Disk I / O Optimization

Question

Disk I / O Optimization

I have a piece of code that analyzes data streams from very large (10-100 GB) binaries. It works well, so it's time to start optimizing, and the IO drive is currently the biggest bottleneck.

Two types of files are used. The first type of file consists of a stream of 16-bit integers, which must be scaled after I / O to convert to a floating-point value that is physically significant. I read the file in chunks, and I read in chunks of data, reading one 16-bit code at a time, doing the required scaling, and then storing the result in an array.

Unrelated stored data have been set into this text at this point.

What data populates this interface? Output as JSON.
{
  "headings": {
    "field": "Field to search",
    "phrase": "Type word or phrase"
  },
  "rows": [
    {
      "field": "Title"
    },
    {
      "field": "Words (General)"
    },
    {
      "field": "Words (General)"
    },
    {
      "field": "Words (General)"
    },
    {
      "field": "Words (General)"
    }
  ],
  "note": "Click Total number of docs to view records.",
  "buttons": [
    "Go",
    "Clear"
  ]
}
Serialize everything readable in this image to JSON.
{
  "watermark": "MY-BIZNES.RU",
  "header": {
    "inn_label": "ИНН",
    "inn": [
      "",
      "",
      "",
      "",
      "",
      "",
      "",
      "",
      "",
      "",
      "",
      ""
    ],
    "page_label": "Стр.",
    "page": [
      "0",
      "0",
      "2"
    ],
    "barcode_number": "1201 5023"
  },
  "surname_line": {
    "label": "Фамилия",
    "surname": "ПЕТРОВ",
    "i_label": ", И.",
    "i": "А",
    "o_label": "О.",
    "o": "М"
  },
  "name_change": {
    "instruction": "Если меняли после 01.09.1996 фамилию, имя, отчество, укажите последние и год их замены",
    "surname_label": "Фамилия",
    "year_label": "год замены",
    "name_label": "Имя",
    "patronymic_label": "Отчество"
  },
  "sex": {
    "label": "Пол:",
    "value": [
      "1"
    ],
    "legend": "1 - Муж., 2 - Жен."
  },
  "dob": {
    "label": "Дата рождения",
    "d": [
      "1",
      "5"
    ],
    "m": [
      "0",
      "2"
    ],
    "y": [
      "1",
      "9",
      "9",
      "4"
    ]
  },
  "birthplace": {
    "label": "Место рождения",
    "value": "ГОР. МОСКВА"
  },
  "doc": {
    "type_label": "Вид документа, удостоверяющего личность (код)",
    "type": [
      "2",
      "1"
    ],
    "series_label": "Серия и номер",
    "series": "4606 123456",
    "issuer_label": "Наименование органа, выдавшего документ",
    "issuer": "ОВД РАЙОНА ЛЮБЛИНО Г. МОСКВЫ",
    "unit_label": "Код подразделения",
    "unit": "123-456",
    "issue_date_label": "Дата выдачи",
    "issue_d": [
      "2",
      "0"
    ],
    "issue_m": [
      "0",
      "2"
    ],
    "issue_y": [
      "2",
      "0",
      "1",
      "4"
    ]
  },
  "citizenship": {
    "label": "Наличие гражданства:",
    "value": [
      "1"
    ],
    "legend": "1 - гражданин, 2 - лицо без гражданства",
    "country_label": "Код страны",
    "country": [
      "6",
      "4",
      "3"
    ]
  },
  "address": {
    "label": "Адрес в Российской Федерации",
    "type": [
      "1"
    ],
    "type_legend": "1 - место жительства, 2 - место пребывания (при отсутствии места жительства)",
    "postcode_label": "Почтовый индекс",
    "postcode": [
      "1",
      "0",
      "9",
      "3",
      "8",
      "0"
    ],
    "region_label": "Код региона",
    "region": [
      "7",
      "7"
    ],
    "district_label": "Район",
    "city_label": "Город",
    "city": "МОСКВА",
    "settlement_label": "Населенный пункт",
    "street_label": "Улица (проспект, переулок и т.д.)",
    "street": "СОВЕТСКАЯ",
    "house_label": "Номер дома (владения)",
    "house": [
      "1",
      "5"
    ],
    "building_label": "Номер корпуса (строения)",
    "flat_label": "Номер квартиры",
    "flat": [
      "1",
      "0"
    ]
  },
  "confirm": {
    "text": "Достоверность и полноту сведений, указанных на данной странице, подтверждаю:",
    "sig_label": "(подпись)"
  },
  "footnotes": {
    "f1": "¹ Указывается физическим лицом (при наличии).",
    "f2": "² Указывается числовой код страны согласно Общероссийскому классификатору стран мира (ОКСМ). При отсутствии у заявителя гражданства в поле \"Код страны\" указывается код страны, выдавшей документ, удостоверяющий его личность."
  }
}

Code below:

int64_t read_current_chimera(FILE *input, double *current, int64_t position, int64_t length, chimera *daqsetup) { int64_t test; uint16_t iv; int64_t i; int64_t read = 0; if (fseeko64(input, (off64_t)position * sizeof(uint16_t), SEEK_SET)) { return 0; } for (i = 0; i < length; i++) { test = fread(&iv, sizeof(uint16_t), 1, input); if (test == 1) { read++; current[i] = chimera_gain(iv, daqsetup); } else { perror("End of file reached"); break; } } return read; }

The chimera_gain function simply takes a 16-bit integer, scales it, and returns double for storage.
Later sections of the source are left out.